Zacznijmy od hydrolatu, który jest bazą mojego toniku. Uznałam, że latem idealnie sprawdzi się hydrolat malinowy na bazie wody aloesowej ponieważ ma właściwości nawilżające, kojące i regenerujące. Łagodzi skórę po nadmiernej ekspozycji na słońce. Pomaga w regeneracji w przypadku poparzeń i przebarwień po-słonecznych. Wspomaga ochronę przed szkodliwymi czynnikami środowiska, jak wiatr i suche powietrze. Ponadto jest odpowiedni do każdego typu cery, oczywiście o ile nie jest się uczulonym na któryś ze składników.:) A co jeszcze ciekawe, w przeciwieństwie do większości hydrolatów, pięknie pachnie. 😍 Hydrolat, który znalazłam, jest skoncentrowany, dlatego trzeba go rozcieńczyć. Najlepiej do tego celu użyć wody demineralizowanej czyli kompletnie jałowej, takiej, jaką używa się na przykład do żelazka lub chłodnicy samochodowej. Kupicie ją w każdym większym sklepie czy stacji benzynowej. Ja swoją znalazłam w Leclerc’u na dziale samochodowym. :) Kolejnym ważnym składnikiem jest gliceryna roślinna, która, nie ukrywam, jest jednym z moich ulubionych półproduktów kosmetycznych. W toniku świetnie sprawdzi się ze względu na właściwości długotrwale nawilżające i zdolność rozpuszczania się w wodzie. By jeszcze bardziej podkręcić właściwości nawilżające i ochronne, postanowiłam dodać niewielką ilość żelu hialuronowego, który tworzy lekki film i pomaga utrzymać wilgoć w skórze. Jeśli z jakichś przyczyn nie chcecie używać, w tym konkretnym przepisie, jednego ze składników (żelu hialuronowego i gliceryny) możecie je stosować niejako wymiennie (uzupełniając brak jednego drugim), ponieważ mają zbliżone właściwości, choć oczywiście nie takie same. Nieco inną rolę odgrywać będzie olejek z drzewa herbacianego, który ma działanie odkażające i przeciwgrzybicze, dzięki czemu będzie przeciwdziałać powstawaniu oraz pomagać w pozbyciu się ewentualnych niedoskonałości, które lubią pojawiać się szczególnie latem. Ostatnim składnikiem jest witamina E, która spełnia dwie funkcje. Po pierwsze dzięki właściwościom przeciwzapalnym wspomaga gojenie się ran, a po drugie jest naturalnym konserwantem.
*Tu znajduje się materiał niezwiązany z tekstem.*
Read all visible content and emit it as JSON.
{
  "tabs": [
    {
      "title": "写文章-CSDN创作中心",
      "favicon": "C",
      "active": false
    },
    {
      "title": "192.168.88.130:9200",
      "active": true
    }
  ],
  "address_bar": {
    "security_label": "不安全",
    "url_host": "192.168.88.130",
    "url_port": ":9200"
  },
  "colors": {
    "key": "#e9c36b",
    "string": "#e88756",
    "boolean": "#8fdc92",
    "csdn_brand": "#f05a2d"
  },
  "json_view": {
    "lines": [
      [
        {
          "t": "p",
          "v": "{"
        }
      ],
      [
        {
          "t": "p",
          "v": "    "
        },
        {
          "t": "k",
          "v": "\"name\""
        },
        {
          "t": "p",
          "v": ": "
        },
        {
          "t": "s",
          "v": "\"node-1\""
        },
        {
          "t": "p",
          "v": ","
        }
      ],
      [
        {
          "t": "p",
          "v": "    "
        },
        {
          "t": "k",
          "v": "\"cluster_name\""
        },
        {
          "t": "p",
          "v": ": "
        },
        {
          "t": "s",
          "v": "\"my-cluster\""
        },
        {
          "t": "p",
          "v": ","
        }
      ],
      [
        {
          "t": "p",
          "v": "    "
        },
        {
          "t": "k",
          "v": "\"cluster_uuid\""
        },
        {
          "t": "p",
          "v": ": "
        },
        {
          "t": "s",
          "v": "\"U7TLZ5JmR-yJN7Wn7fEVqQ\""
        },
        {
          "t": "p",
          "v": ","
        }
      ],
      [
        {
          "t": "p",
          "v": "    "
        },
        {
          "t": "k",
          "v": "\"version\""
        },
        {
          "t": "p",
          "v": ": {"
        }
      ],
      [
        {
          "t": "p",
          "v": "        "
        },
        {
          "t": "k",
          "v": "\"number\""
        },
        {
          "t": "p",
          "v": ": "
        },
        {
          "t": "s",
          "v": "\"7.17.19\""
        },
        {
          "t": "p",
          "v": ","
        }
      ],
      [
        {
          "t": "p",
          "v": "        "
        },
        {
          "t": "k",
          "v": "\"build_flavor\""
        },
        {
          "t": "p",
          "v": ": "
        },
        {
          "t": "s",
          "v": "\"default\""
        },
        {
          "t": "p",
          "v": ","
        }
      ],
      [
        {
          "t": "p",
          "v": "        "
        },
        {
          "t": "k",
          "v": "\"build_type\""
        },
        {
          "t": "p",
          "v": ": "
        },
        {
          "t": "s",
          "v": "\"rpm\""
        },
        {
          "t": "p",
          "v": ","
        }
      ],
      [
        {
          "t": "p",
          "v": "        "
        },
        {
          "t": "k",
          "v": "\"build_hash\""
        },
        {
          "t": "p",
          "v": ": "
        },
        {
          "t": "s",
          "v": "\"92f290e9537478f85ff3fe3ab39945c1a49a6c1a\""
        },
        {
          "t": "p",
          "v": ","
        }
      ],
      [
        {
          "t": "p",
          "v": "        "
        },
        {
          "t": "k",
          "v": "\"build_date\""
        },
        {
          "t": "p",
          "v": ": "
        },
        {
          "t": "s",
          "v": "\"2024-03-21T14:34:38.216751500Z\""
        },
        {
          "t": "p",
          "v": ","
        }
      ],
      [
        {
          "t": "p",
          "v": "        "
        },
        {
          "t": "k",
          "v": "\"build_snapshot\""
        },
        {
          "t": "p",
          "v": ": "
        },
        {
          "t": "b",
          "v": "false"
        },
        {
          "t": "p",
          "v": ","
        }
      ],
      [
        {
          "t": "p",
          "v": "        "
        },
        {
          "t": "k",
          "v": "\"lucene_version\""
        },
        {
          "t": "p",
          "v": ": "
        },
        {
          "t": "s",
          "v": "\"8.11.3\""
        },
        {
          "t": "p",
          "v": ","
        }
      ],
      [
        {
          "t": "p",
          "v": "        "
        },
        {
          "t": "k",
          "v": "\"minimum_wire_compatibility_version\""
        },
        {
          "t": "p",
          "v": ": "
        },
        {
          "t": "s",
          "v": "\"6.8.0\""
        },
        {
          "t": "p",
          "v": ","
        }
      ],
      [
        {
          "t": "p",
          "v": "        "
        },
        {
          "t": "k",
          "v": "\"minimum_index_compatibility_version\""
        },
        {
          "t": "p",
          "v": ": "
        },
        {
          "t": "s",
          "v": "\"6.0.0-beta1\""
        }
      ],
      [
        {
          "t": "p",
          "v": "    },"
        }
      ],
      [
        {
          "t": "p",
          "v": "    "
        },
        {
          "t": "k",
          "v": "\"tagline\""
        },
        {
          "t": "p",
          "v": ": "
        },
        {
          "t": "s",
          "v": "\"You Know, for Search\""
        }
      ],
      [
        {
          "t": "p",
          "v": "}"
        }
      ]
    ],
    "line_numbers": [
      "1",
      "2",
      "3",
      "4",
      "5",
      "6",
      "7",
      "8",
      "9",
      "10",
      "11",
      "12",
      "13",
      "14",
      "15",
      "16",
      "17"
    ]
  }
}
Przyznajcie, że składniki zapowiadają się obiecująco.😊😊

Warto jeszcze wypomnieć, że podane ilości składników są małe, bo co prawda w składzie znajduje się witamina E, ale wychodzę z założenia, że im świeższy produkt, tym lepszy, więc przy tak nieskomplikowanych w wykonaniu recepturach warto jest robić sobie mniejsze ilości częściej. Pamiętajcie, że w przypadku kosmetyków domowej roboty bardzo trudno jest określić ich termin przydatności do użycia, gdyż jest on w dużej mierze uzależniony od warunków przechowywania surowców, (zarówno w sklepie jak i u Was w domu) oraz gotowego produktu. Najłatwiej jest przyjąć , że gotowy kosmetyk ma taką datę ważności, jak najkrótsza data ważności surowca, z którego korzystaliście. By kosmetyk się nie popsuł, najlepiej jest przechowywać go w chłodnym, ciemnym miejscu. Jeśli w waszej łazience jest raczej ciepło, warto tonik trzymać w lodówce. Najlepszym opakowaniem będzie buteleczka z ciemnego szkła z atomizerem, dlatego że szkło jest najłatwiej zdezynfekować, a atomizer ułatwia korzystanie z toniku i wyciągnięcie z niego wszystkiego, co najlepsze. Dodatkowo na pierwszy raz sugeruję zrobić niewielką ilość, by sprawdzić, czy taki tonik faktycznie Wam się sprawdzi. A najlepiej by było zrobić sobie test uczuleniowy składników, na niewielkim fragmencie skóry. Szczególnie soku z aloesu, bo on lubi uczulać, tylko pamiętajcie, żeby sprawdzać jego działanie po rozcieńczeniu, gdyż taki mocno skoncentrowany może podrażnić po prostu przez zbyt duże stężenie, a niekoniecznie być dla Was uczulający.😊

Przygotowanie:

1. Szklaną buteleczkę dezynfekujemy poprzez przelanie jej wrzątkiem. Plastikowy atomizer lub plastikową buteleczkę dezynfekujemy za pomocą alkoholu (o stężeniu najlepiej 70% lub więcej).
2. Bezpośrednio do wyparzonej buteleczki po prostu wlewamy składniki. Ważne, aby witaminę E dodać na końcu!
3. Przed użyciem należy wstrząsnąć.

I gotowe !😀

Stosowanie:

Ponieważ mieszanina jest wypełniona gęstymi składnikami, nie będzie można rozpylać produktu w formie drobniutkiej mgiełki, dlatego najlepiej jest po wstrząśnięciu, wylać odrobinę na rękę i delikatnie wklepać w twarz po jej oczyszczeniu i przed aplikacją kremu.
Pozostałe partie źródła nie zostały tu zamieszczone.